Ruşen Çakır: Bu “Ne yapar eder seçime gitmez, ya da ne yapar eder kazanır” düşüncesi Türkiye’de azaldıkça Batı’da çoğalıyor biliyorsun — geçen ben bir yayında bunu çok söyledim. Kadri’yle yaptığımız yayında da konuştuk bunu. Batılı diplomatlar Erdoğan’ın bir şekilde kendini yeniden seçtireceği ya da iktidârı bırakmayacağı düşüncesini –hani o borsa deyimiyle– “satın alıyorlar”. Böyle de bir garip bir durum.

Ömer Taşpınar: Şimdi o doğru.

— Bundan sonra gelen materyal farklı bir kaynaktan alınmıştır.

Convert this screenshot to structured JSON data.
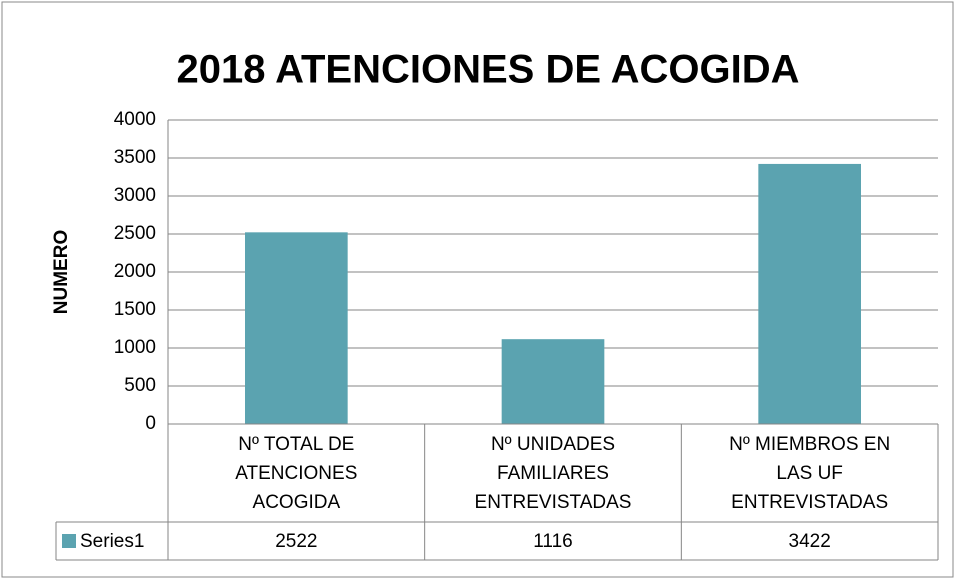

Onunla ilgili de hemen bir şey söyleyip bitireyim. Yirmi yıldır iktidarda olan bir Erdoğan’dan bahsediyoruz Ruşen. Yirmi yıldır… Dünyanın gözünde diktatörlükler sıralaması yapıldığında, biz akademisyenler Türkiye’ye “rekabetçi otoriter” diyebiliriz. Veya bâzılarıyla –Gönül bana kızıyor– “illeberal demokrasi” dediğimde, seçim üzerine kurulu bir demokrasi dediğimizde. Ama dünyanın gözünde, dünya basınının gözünde Türkiye bir diktatörlük: Erdoğan diktatörlüğü. Ve diktatörlüklerde diktatörler seçimle kolay kolay gitmiyor. Dolayısıyla benim konuştuğum öğrencilerim, basından gazeteciler, Erdoğan’ın seçimleri kaybedip, paşa paşa bir şekilde, “Kaybettim ben, gelin bakalım, muhalefet gelsin” diyeceğine inanmıyorlar. “Ne yapar eder bir şekilde tekrar kazanır” diyorlar. Kazanma senaryosu ne? Seçim ekonomisi… Yani Türkiye’nin kamu borcu, özel borcu kadar yüksek değil;. Türkiye’de şu anda enflasyon %80… Ben geçen seninle stüdyoda yaptığımız programda “Enflasyon %150 olur, seçim ekonomisine götürür, asgarî ücrete üç misli zam yapar” dediğimde millet gülmüştü. Yani “%150 nasıl olacak, böyle bir şey olabilir mi?” diye. Oraya doğru gidiyoruz. Yani Erdoğan’ın seçim ekonomisine doğru gidiyoruz. Böyle bir senaryoda karşısında bir de çok karizmatik olmayan, çok başarılı olmayan bir muhâlefet olursa — ki o da mevcut Türkiye’de; sağ olsun muhâlefet hiç başarılı bir performans sergilemiyor Türkiye’de. Biliyorum, ona da kızıyorlar; “Muhâlefete muhâlefet yapmayın” diye. Ama dünya bunu görüyor. Dünya Türkiye’deki muhâlefetin ne kadar bölünmüş olduğunu; Kürtler’e, HDP’ye kucak açmadığını, HDP’nin ana kilit partiyken bu kadar marjinalize olduğunu dünya görüyor. Bu ortamda Erdoğan gibi bir siyâset ustasının karşısındaki muhâlefeti yenebileceği yönünde Batı’da ciddî bir algı var. Ben yazın Türkiye’ye geldiğimde bunu söyledim; bana göre Erdoğan’ın kazanma ihtimâli hiç de azımsanmayacak derecede var diye. Onu ben Batı’nın görüşü olarak, kendim geldiğimde de gördüm ve kendi görüşüm de o. Yani gerçekten Erdoğan’ın hâlâ kazanma ihtimâlinin yüksek olduğu bir ülkedeyiz bence. Muhâlefetin başarısızlığı ve seçim ekonomisi nedeniyle. 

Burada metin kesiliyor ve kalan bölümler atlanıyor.